Jim Dixon wrote about food for WW for more than 20 years, but these days most of his time is spent at his olive oil-focused specialty food business Wellspent Market. Jim’s always loved to eat, and he encourages his customers to cook by sending them recipes every week through his newsletter. We’re happy to have him back creating some special dishes just for WW readers.
Aside from a brief consumption uptick a few years ago when the magic leek soup from the book about why French women don’t get fat appeared on a television show about somebody named Emily who was in Paris, Americans don’t eat many leeks. We love all other things Allium, from garlic to shallots to onions to chives, but haven’t fully embraced what looks like a scallion on steroids.

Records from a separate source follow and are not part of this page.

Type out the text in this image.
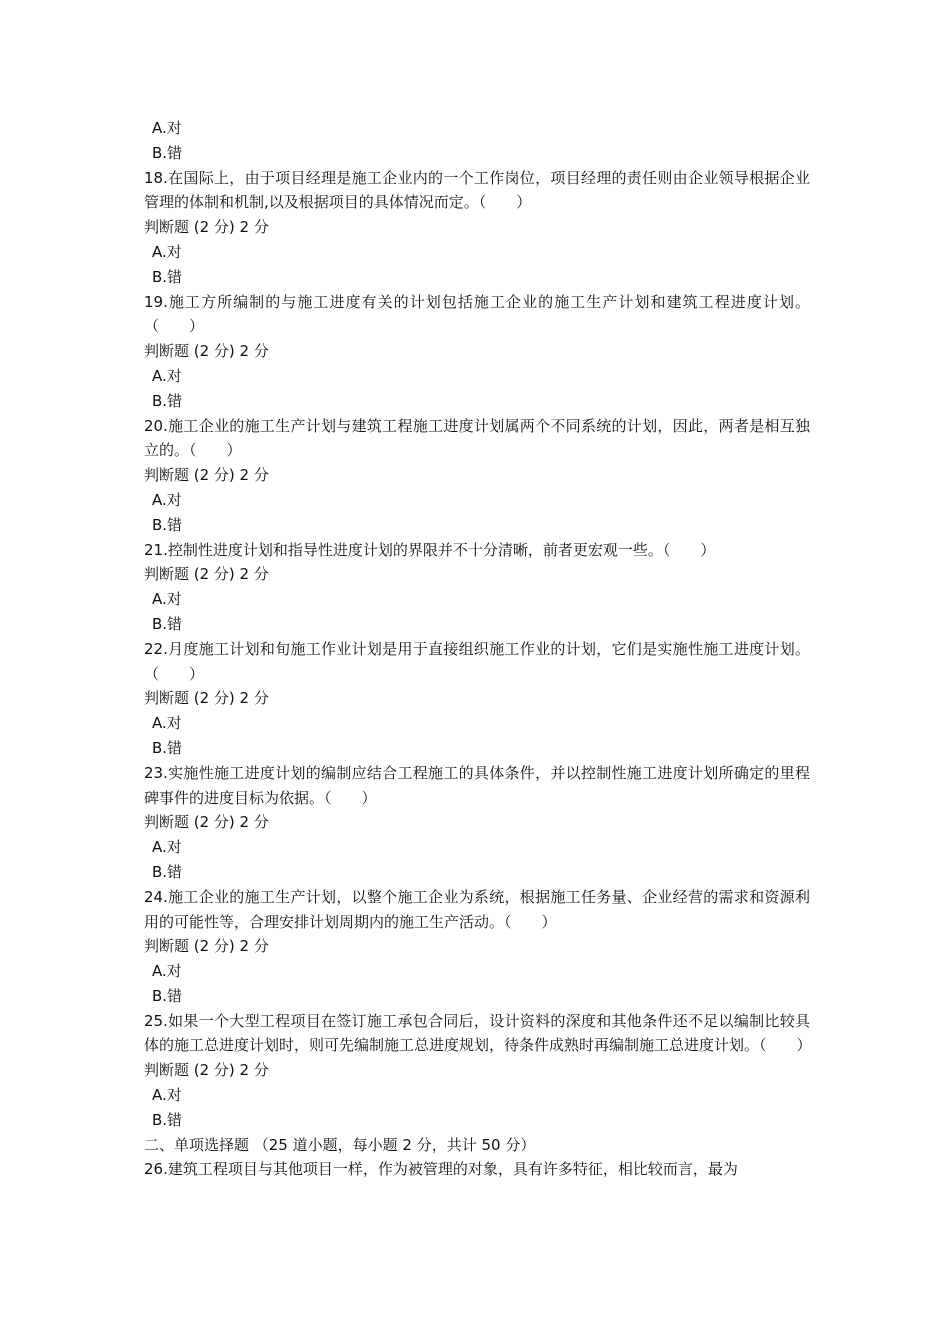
A.对
B.错
18.在国际上，由于项目经理是施工企业内的一个工作岗位，项目经理的责任则由企业领导根据企业管理的体制和机制,以及根据项目的具体情况而定。（　　）
判断题 (2 分) 2 分
A.对
B.错
19.施工方所编制的与施工进度有关的计划包括施工企业的施工生产计划和建筑工程进度计划。（　　）
判断题 (2 分) 2 分
A.对
B.错
20.施工企业的施工生产计划与建筑工程施工进度计划属两个不同系统的计划，因此，两者是相互独立的。（　　）
判断题 (2 分) 2 分
A.对
B.错
21.控制性进度计划和指导性进度计划的界限并不十分清晰，前者更宏观一些。（　　）
判断题 (2 分) 2 分
A.对
B.错
22.月度施工计划和旬施工作业计划是用于直接组织施工作业的计划，它们是实施性施工进度计划。（　　）
判断题 (2 分) 2 分
A.对
B.错
23.实施性施工进度计划的编制应结合工程施工的具体条件，并以控制性施工进度计划所确定的里程碑事件的进度目标为依据。（　　）
判断题 (2 分) 2 分
A.对
B.错
24.施工企业的施工生产计划，以整个施工企业为系统，根据施工任务量、企业经营的需求和资源利用的可能性等，合理安排计划周期内的施工生产活动。（　　）
判断题 (2 分) 2 分
A.对
B.错
25.如果一个大型工程项目在签订施工承包合同后，设计资料的深度和其他条件还不足以编制比较具体的施工总进度计划时，则可先编制施工总进度规划，待条件成熟时再编制施工总进度计划。（　　）
判断题 (2 分) 2 分
A.对
B.错
二、单项选择题 （25 道小题，每小题 2 分，共计 50 分）
26.建筑工程项目与其他项目一样，作为被管理的对象，具有许多特征，相比较而言，最为
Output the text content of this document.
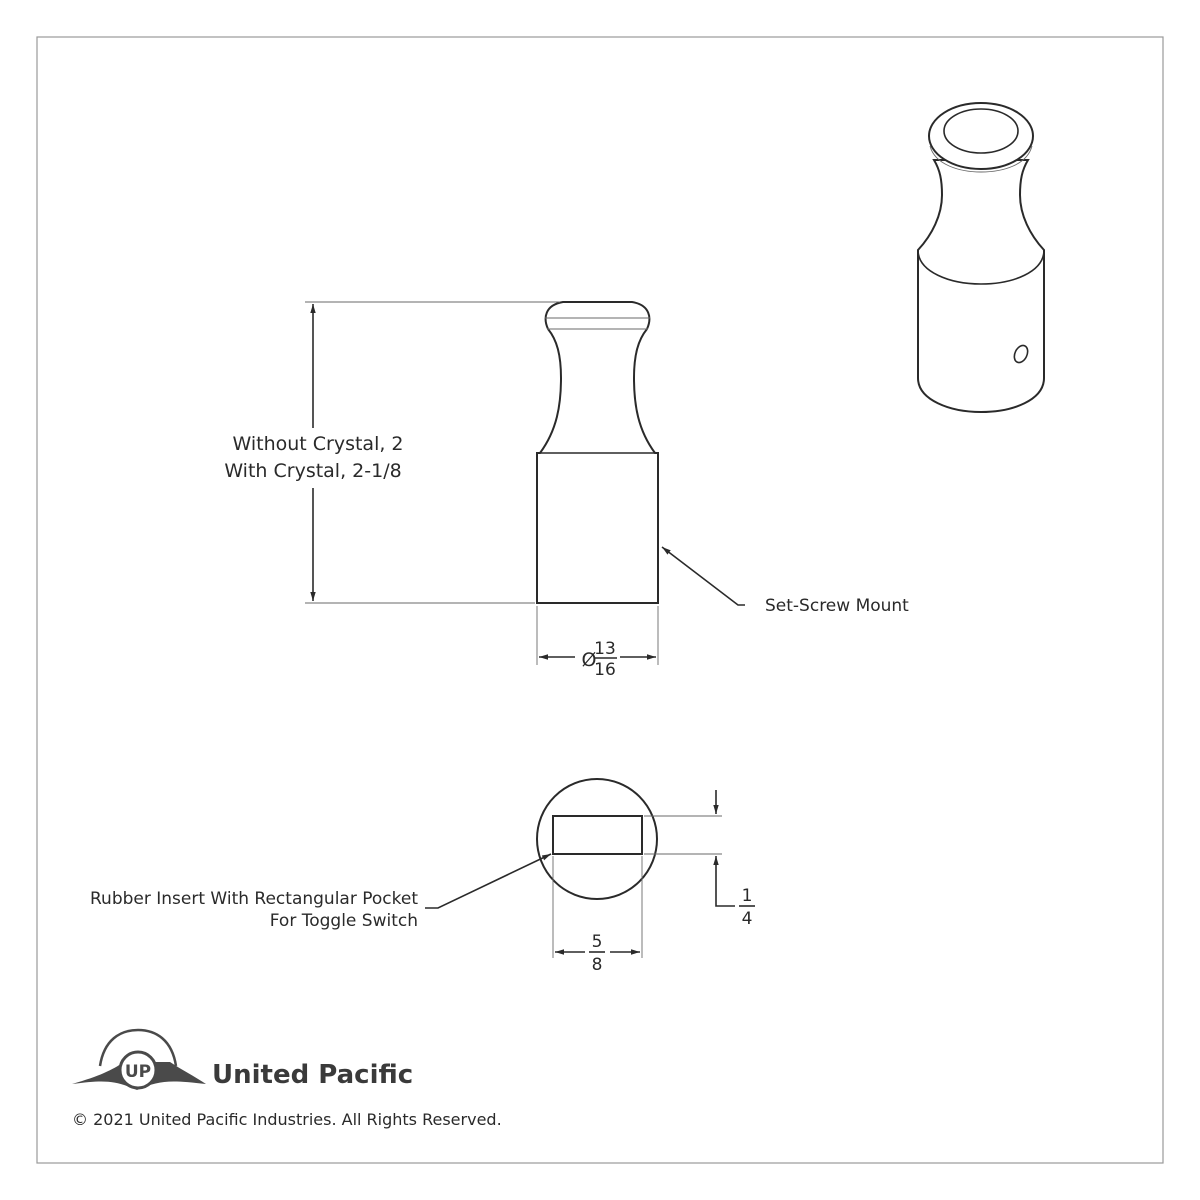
Without Crystal, 2
With Crystal, 2-1/8
Ø
13
16
Set-Screw Mount
1
4
5
8
Rubber Insert With Rectangular Pocket
For Toggle Switch
UP United Pacific
© 2021 United Pacific Industries. All Rights Reserved.
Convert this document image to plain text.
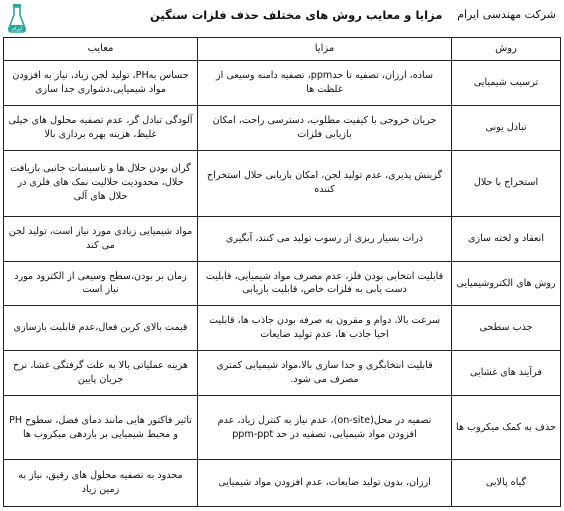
شرکت مهندسی ایرام
مزایا و معایب روش های مختلف حذف فلزات سنگین
ایرام
روش	مزایا	معایب
ترسیب شیمیایی	ساده، ارزان، تصفیه تا حدppm، تصفیه دامنه وسیعی از غلظت ها	حساس بهPH، تولید لجن زیاد، نیاز به افزودن مواد شیمیایی،دشواری جدا سازی
تبادل یونی	جریان خروجی با کیفیت مطلوب، دسترسی راحت، امکان بازیابی فلزات	آلودگی تبادل گر، عدم تصفیه محلول های خیلی غلیظ، هزینه بهره برداری بالا
استخراج با حلال	گزینش پذیری، عدم تولید لجن، امکان بازیابی حلال استخراج کننده	گران بودن حلال ها و تاسیسات جانبی بازیافت حلال، محدودیت حلالیت نمک های فلزی در حلال های آلی
انعقاد و لخته سازی	ذرات بسیار ریزی از رسوب تولید می کنند، آبگیری	مواد شیمیایی زیادی مورد نیاز است، تولید لجن می کند
روش های الکتروشیمیایی	قابلیت انتخابی بودن فلز، عدم مصرف مواد شیمیایی، قابلیت دست یابی به فلزات خاص، قابلیت بازیابی	زمان بر بودن،سطح وسیعی از الکترود مورد نیاز است
جذب سطحی	سرعت بالا، دوام و مقرون به صرفه بودن جاذب ها، قابلیت احیا جاذب ها، عدم تولید ضایعات	قیمت بالای کربن فعال،عدم قابلیت بازسازی
فرآیند های غشایی	قابلیت انتخابگری و جدا سازی بالا،مواد شیمیایی کمتری مصرف می شود.	هزینه عملیاتی بالا به علت گرفتگی غشا، نرخ جریان پایین
حذف به کمک میکروب ها	تصفیه در محل(on-site)، عدم نیاز به کنترل زیاد، عدم افزودن مواد شیمیایی، تصفیه در حد ppm-ppt	تاثیر فاکتور هایی مانند دمای فصل، سطوح PH و محیط شیمیایی بر بازدهی میکروب ها
گیاه پالایی	ارزان، بدون تولید ضایعات، عدم افزودن مواد شیمیایی	محدود به تصفیه محلول های رقیق، نیاز به زمین زیاد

Leeks share a long culinary history with the other members of the onion family, with mentions going back to the ancient Romans and Egyptians. The famously food-loving French call them asperges du pauvre, the poor man’s asparagus, a hint about how tasty leeks can be. The trick is to get them out of the soup pot.

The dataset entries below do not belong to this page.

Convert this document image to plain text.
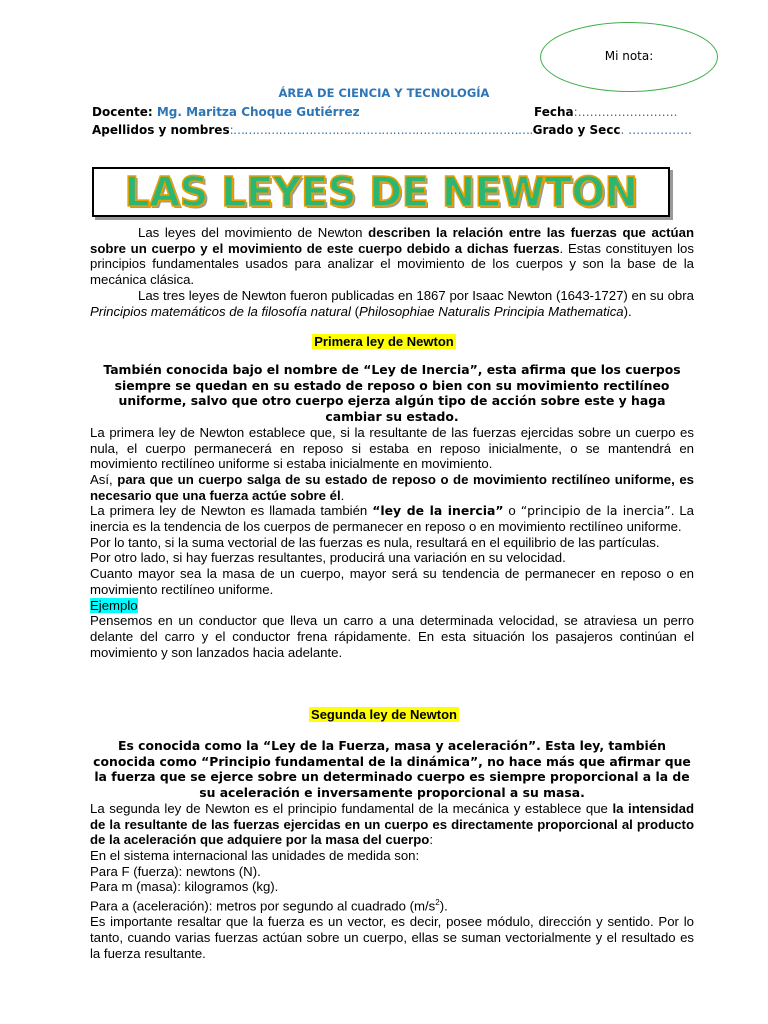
Mi nota:
ÁREA DE CIENCIA Y TECNOLOGÍA
Docente: Mg. Maritza Choque Gutiérrez	Fecha:…………………….
Apellidos y nombres:…………………………………………………………………….Grado y Secc. …………….
LAS LEYES DE NEWTON

Las leyes del movimiento de Newton describen la relación entre las fuerzas que actúan sobre un cuerpo y el movimiento de este cuerpo debido a dichas fuerzas. Estas constituyen los principios fundamentales usados para analizar el movimiento de los cuerpos y son la base de la mecánica clásica.

Las tres leyes de Newton fueron publicadas en 1867 por Isaac Newton (1643-1727) en su obra Principios matemáticos de la filosofía natural (Philosophiae Naturalis Principia Mathematica).

Primera ley de Newton

También conocida bajo el nombre de “Ley de Inercia”, esta afirma que los cuerpos siempre se quedan en su estado de reposo o bien con su movimiento rectilíneo uniforme, salvo que otro cuerpo ejerza algún tipo de acción sobre este y haga cambiar su estado.

La primera ley de Newton establece que, si la resultante de las fuerzas ejercidas sobre un cuerpo es nula, el cuerpo permanecerá en reposo si estaba en reposo inicialmente, o se mantendrá en movimiento rectilíneo uniforme si estaba inicialmente en movimiento.

Así, para que un cuerpo salga de su estado de reposo o de movimiento rectilíneo uniforme, es necesario que una fuerza actúe sobre él.

La primera ley de Newton es llamada también “ley de la inercia” o “principio de la inercia”. La inercia es la tendencia de los cuerpos de permanecer en reposo o en movimiento rectilíneo uniforme.

Por lo tanto, si la suma vectorial de las fuerzas es nula, resultará en el equilibrio de las partículas.

Por otro lado, si hay fuerzas resultantes, producirá una variación en su velocidad.

Cuanto mayor sea la masa de un cuerpo, mayor será su tendencia de permanecer en reposo o en movimiento rectilíneo uniforme.

Ejemplo

Pensemos en un conductor que lleva un carro a una determinada velocidad, se atraviesa un perro delante del carro y el conductor frena rápidamente. En esta situación los pasajeros continúan el movimiento y son lanzados hacia adelante.

Segunda ley de Newton

Es conocida como la “Ley de la Fuerza, masa y aceleración”. Esta ley, también conocida como “Principio fundamental de la dinámica”, no hace más que afirmar que la fuerza que se ejerce sobre un determinado cuerpo es siempre proporcional a la de su aceleración e inversamente proporcional a su masa.

La segunda ley de Newton es el principio fundamental de la mecánica y establece que la intensidad de la resultante de las fuerzas ejercidas en un cuerpo es directamente proporcional al producto de la aceleración que adquiere por la masa del cuerpo:

En el sistema internacional las unidades de medida son:

Para F (fuerza): newtons (N).

Para m (masa): kilogramos (kg).

Para a (aceleración): metros por segundo al cuadrado $(m/s^2)$.

Es importante resaltar que la fuerza es un vector, es decir, posee módulo, dirección y sentido. Por lo tanto, cuando varias fuerzas actúan sobre un cuerpo, ellas se suman vectorialmente y el resultado es la fuerza resultante.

Like their oniony cousins, leeks get sweeter the longer they cook. Gently braised for more than an hour, they become soft, jammy, and incredibly tasty. Add some contrasting crunch with bread crumbs and the sharp saltiness of pecorino romano, and they get even more delicious.
Recipe
2-4 leeks, cleaned and trimmed*
3 tablespoons extra virgin olive oil, divided
1 cup dry white wine
½ teaspoon kosher-style sea salt
½ cup bread crumbs
2–3 ounces pecorino romano cheese, grated
*Growers mound dirt around leeks to keep the lower parts white, so there’s often bits of soil between the leek’s layers. To clean them, remove one or two of the outer layers, then keep the root end intact and split lengthwise, then trim the darker and tougher green portion (look at the underside of the leaves and you can see where they change texture). Pull back the layers from the top and rinse under running water to remove any dirt
Arrange the split leeks in a wide pan or Dutch oven and add 2 tablespoons of the olive oil, wine, and salt. Bring to gentle boil, cover, and simmer for about 90 minutes, adding more wine or water if needed. Remove the lid during the last 20 minutes of cooking to let the liquid reduce until it’s almost gone.

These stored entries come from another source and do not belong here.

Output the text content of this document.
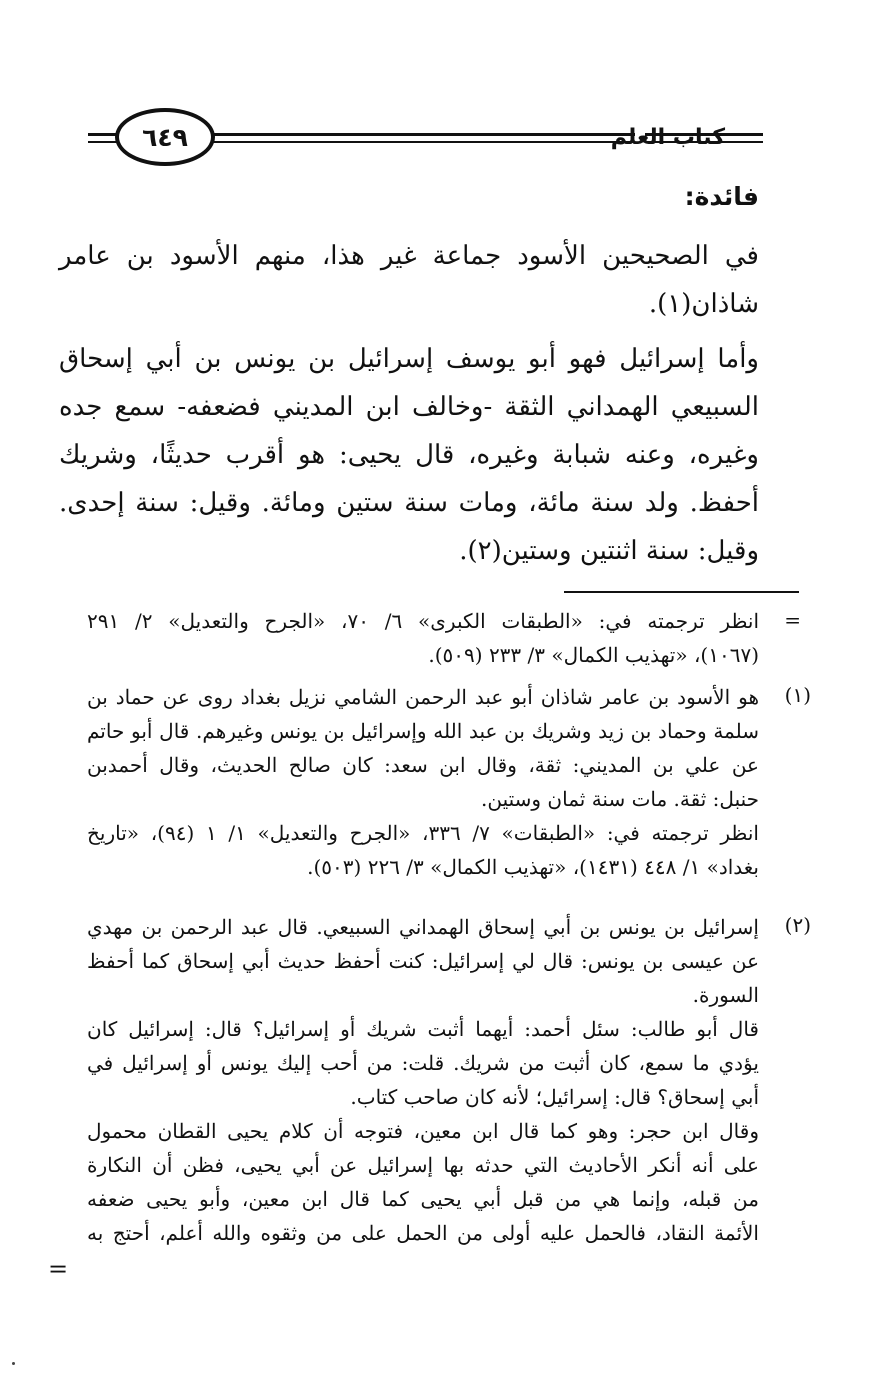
كتاب العلم
٦٤٩
فائدة:
في الصحيحين الأسود جماعة غير هذا، منهم الأسود بن عامر
شاذان(١).
وأما إسرائيل فهو أبو يوسف إسرائيل بن يونس بن أبي إسحاق
السبيعي الهمداني الثقة -وخالف ابن المديني فضعفه- سمع جده
وغيره، وعنه شبابة وغيره، قال يحيى: هو أقرب حديثًا، وشريك
أحفظ. ولد سنة مائة، ومات سنة ستين ومائة. وقيل: سنة إحدى.
وقيل: سنة اثنتين وستين(٢).
=
انظر ترجمته في: «الطبقات الكبرى» ٦/ ٧٠، «الجرح والتعديل» ٢/ ٢٩١
(١٠٦٧)، «تهذيب الكمال» ٣/ ٢٣٣ (٥٠٩).
(١)
هو الأسود بن عامر شاذان أبو عبد الرحمن الشامي نزيل بغداد روى عن حماد بن
سلمة وحماد بن زيد وشريك بن عبد الله وإسرائيل بن يونس وغيرهم. قال أبو حاتم
عن علي بن المديني: ثقة، وقال ابن سعد: كان صالح الحديث، وقال أحمدبن
حنبل: ثقة. مات سنة ثمان وستين.
انظر ترجمته في: «الطبقات» ٧/ ٣٣٦، «الجرح والتعديل» ١/ ١ (٩٤)، «تاريخ
بغداد» ١/ ٤٤٨ (١٤٣١)، «تهذيب الكمال» ٣/ ٢٢٦ (٥٠٣).
(٢)
إسرائيل بن يونس بن أبي إسحاق الهمداني السبيعي. قال عبد الرحمن بن مهدي
عن عيسى بن يونس: قال لي إسرائيل: كنت أحفظ حديث أبي إسحاق كما أحفظ
السورة.
قال أبو طالب: سئل أحمد: أيهما أثبت شريك أو إسرائيل؟ قال: إسرائيل كان
يؤدي ما سمع، كان أثبت من شريك. قلت: من أحب إليك يونس أو إسرائيل في
أبي إسحاق؟ قال: إسرائيل؛ لأنه كان صاحب كتاب.
وقال ابن حجر: وهو كما قال ابن معين، فتوجه أن كلام يحيى القطان محمول
على أنه أنكر الأحاديث التي حدثه بها إسرائيل عن أبي يحيى، فظن أن النكارة
من قبله، وإنما هي من قبل أبي يحيى كما قال ابن معين، وأبو يحيى ضعفه
الأئمة النقاد، فالحمل عليه أولى من الحمل على من وثقوه والله أعلم، أحتج به
=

For a more dramatic presentation, leave the leeks whole; for ease of serving and eating, cut them into 1- or 2-inch pieces. Transfer to a shallow baking dish or skillet.
Mix the bread crumbs, 1 tablespoon of the olive oil, and the pecorino in a small bowl, then spoon this over the leeks. Bake at 350°F for about 20 minutes or until the bread crumbs are lightly browned. Serve warm.